---
title: SDK and Runtime Modes
description: DSAR exposes several public surfaces depending on whether you are
  hosting the runtime, calling it, or abstracting over multiple environments.
group: reference-developer
---
> ⚠️ **Warning:** **Alpha**
> DSAR is currently in alpha. APIs, package surfaces, configuration, and documentation may change as the project evolves.

DSAR exposes several public surfaces depending on whether you are hosting the
runtime, calling it, or abstracting over multiple environments.

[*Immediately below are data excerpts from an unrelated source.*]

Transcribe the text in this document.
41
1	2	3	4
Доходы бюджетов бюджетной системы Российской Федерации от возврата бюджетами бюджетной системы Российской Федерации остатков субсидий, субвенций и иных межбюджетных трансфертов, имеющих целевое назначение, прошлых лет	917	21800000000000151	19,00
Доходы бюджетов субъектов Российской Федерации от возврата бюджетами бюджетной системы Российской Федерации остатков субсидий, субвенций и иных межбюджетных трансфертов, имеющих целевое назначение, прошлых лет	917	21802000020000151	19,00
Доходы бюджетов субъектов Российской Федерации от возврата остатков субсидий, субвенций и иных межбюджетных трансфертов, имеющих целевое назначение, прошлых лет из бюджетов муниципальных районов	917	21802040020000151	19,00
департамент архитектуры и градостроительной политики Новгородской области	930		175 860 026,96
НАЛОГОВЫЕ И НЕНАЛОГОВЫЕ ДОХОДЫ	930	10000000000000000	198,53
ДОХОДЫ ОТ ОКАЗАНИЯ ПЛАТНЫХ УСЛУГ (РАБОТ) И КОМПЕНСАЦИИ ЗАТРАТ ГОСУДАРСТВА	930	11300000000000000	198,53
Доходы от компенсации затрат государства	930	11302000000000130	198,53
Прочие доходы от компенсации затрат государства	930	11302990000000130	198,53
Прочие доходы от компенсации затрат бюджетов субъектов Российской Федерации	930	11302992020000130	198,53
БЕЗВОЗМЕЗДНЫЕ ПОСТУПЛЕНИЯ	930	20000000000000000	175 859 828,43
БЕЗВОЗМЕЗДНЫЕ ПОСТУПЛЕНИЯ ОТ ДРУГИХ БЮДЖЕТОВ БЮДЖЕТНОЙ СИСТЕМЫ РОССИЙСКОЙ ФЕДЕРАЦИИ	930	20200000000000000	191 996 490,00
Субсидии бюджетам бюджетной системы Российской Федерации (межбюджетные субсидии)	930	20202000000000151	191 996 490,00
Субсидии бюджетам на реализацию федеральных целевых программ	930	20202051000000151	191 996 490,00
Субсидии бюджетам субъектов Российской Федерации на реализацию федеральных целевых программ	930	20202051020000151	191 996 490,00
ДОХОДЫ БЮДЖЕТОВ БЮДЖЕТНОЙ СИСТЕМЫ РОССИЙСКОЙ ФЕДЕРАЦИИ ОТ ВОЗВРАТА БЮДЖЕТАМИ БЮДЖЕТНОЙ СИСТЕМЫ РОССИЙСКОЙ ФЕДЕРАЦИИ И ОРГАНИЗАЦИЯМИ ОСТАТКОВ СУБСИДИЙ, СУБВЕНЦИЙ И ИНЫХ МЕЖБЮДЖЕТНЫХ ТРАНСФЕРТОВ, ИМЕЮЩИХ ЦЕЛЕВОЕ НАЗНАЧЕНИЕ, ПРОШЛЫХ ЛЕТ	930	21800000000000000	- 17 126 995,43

## Choose the Right Package

|Package|Use when|Notes|
|--|--|--|
|`@dsar/backend`|You want to host DSAR as an HTTP runtime inside your own service|Exposes `dsarInstance()` plus generated `/spec.json` and `/docs`|
|`@dsar/node-sdk`|You want typed server-side access to the DSAR HTTP API|Supports per-request headers, retries, timeouts, idempotency, and binary upload helpers|
|`@dsar/cli`|You want terminal access, scripts, or parity checks against the HTTP surface|Maps closely to backend endpoints|
|`@dsar/core`|You want one stable application-facing client contract across multiple environments|Switches behavior by mode|

## `@dsar/backend`

Use `@dsar/backend` when DSAR is part of your own application or deployment.

```ts
import { dsarInstance } from "@dsar/backend";

const runtime = dsarInstance({ basePath: "/api/v1" });
```

Related docs:

* [Backend Runtime Core](../../architecture/backend-runtime-core.md)
* [API Contract Surface](../../architecture/api-contract-surface.md)
* [Integration Guides](../../integrations/integrations)

## `@dsar/node-sdk`

Use the Node SDK from trusted server-side code:

```ts
import { createNodeSdk } from "@dsar/node-sdk";

const client = createNodeSdk({
	baseUrl: "https://api.example.com/api/v1",
	token: process.env.DSAR_API_TOKEN,
	timeoutMs: 10_000,
	retryMaxAttempts: 2,
});
```

Highlights:

* grouped namespaces such as `requests`, `subjects`, `policies`, `retention`,
  `audit`, `webhooks`, and `system`
* per-request overrides for headers and idempotency
* `unwrap()`, `expect()`, and `orElse()` helpers on results
* binary helpers for verification evidence and fulfilment artifact flows

## `@dsar/cli`

Use the CLI for operational access and parity with the HTTP contract.

Examples:

```sh
dsar status --api-url https://api.example.com/api/v1
dsar requests get req-123 --api-url https://api.example.com/api/v1
```

Related docs:

* [DSAR CLI](./cli.md)
* [API Reference](../api)

## `@dsar/core` Modes

`@dsar/core` lets application code depend on a stable interface while choosing a
runtime mode:

* `managed`: HTTP-backed client for a hosted DSAR deployment
* `self-hosted`: HTTP-backed client for your own DSAR runtime
* `custom`: supply your own handler for deterministic routing
* `offline`: use fixtures without a backend dependency

```ts
import { buildCoreClient } from "@dsar/core";

const client = buildCoreClient({
	mode: "managed",
	baseUrl: "https://api.example.com/api/v1",
	token: process.env.DSAR_API_TOKEN,
});
```

## Auth Guidance

`DSAR_API_TOKEN` and other DSAR bearer credentials are machine-access
credentials. Keep them server-side. For browser-facing subject portals or
operator dashboards, authenticate the user in the host app first and then call
DSAR from trusted backend code.

See [Auth Model](../../architecture/auth-model.md).